Coding Suspicion for Drug Interdiction Stops

Wesley M. Oliver, Associate Dean for Academic Affairs, Director of the Criminal Justice Program and Professor of Law, Duquesne University School of Law

Every criminal procedure professor will tell you that none of the cases in the book teach students how to meaningfully differentiate facts sufficient for either reasonable suspicion or probable cause from facts that do not cross these thresholds. All legal standards have some ambiguity, but totality-of-the-circumstances tests like reasonable suspicion and probable cause are among the least clear standards known to the law. Humans cannot read all the cases and determine how much weight is to be given each factor, when present with every permutation of other factors, to assess the degree of suspicion present. But the fact that no human could do it does not mean that it is impossible.

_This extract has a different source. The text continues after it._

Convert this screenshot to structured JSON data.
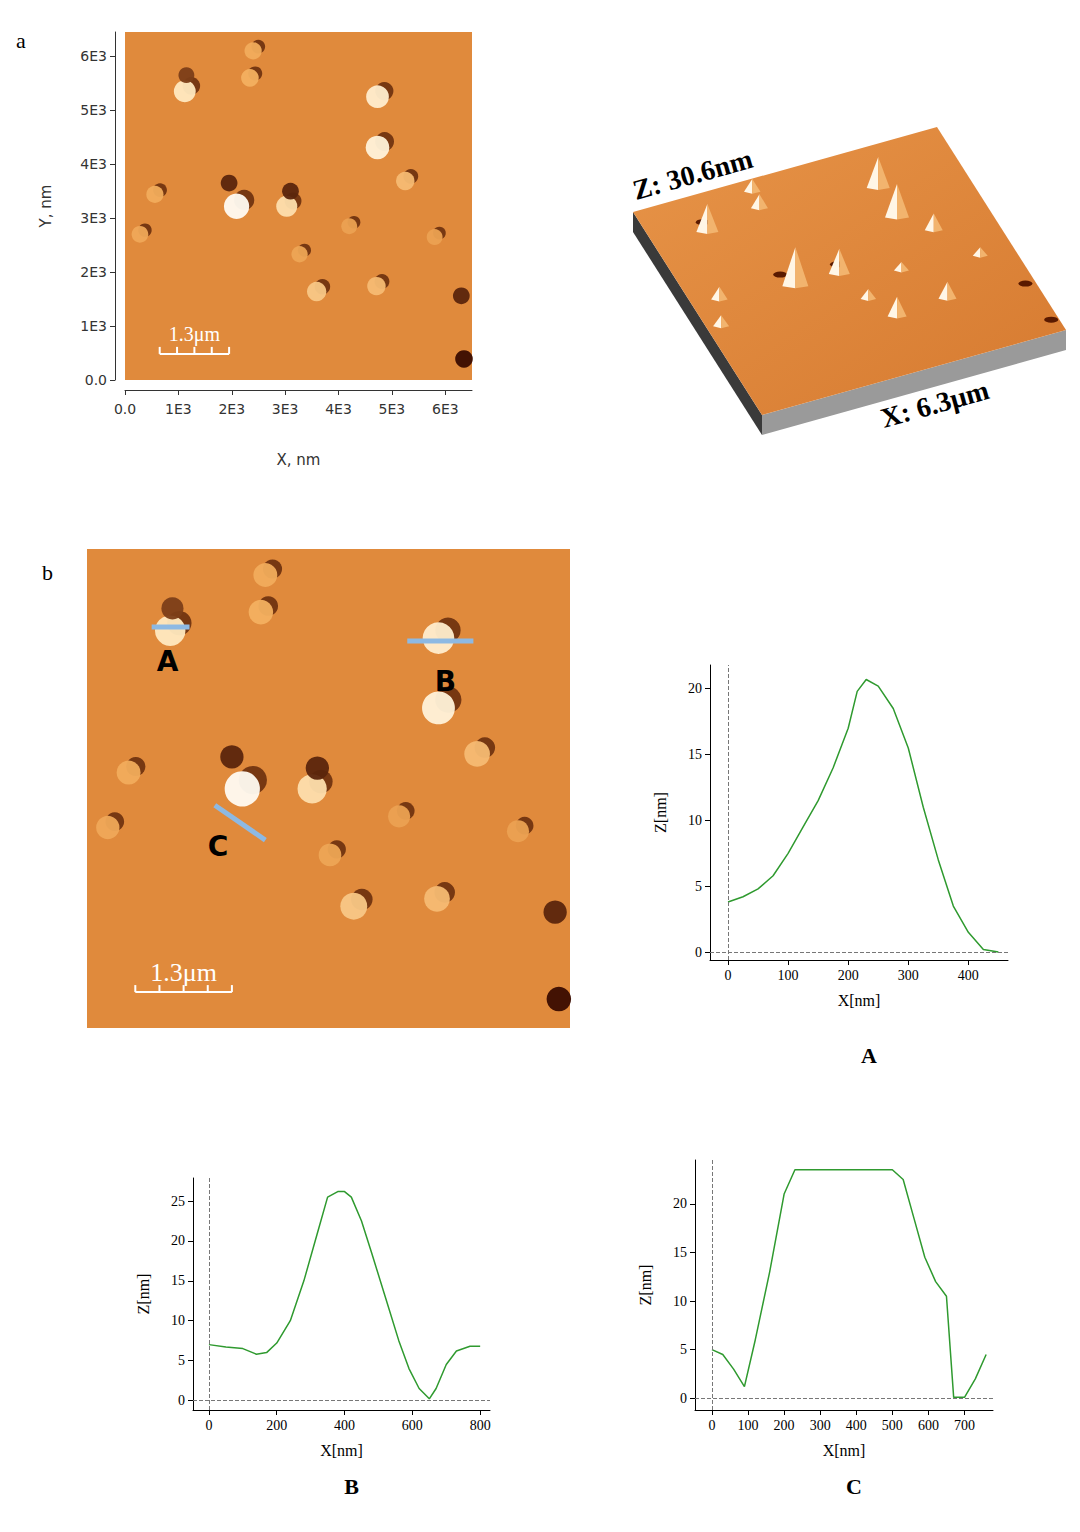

As machine learning problems go, this is one of the simpler problems to solve, especially in a limited universe of possible bases of suspicion and a single type of crime suspected. Drug interdiction turns out to be the perfect place to start to build an algorithm to assess suspicion. There are only so many different things an officer can observe in a brief traffic stop to determine whether there is enough to hold the motorist for a drug dog's sniff, or to search the car for drugs. The fear with all algorithms is bias, but the drug interdiction context allows an immediate check not only on the system's accuracy but also its bias.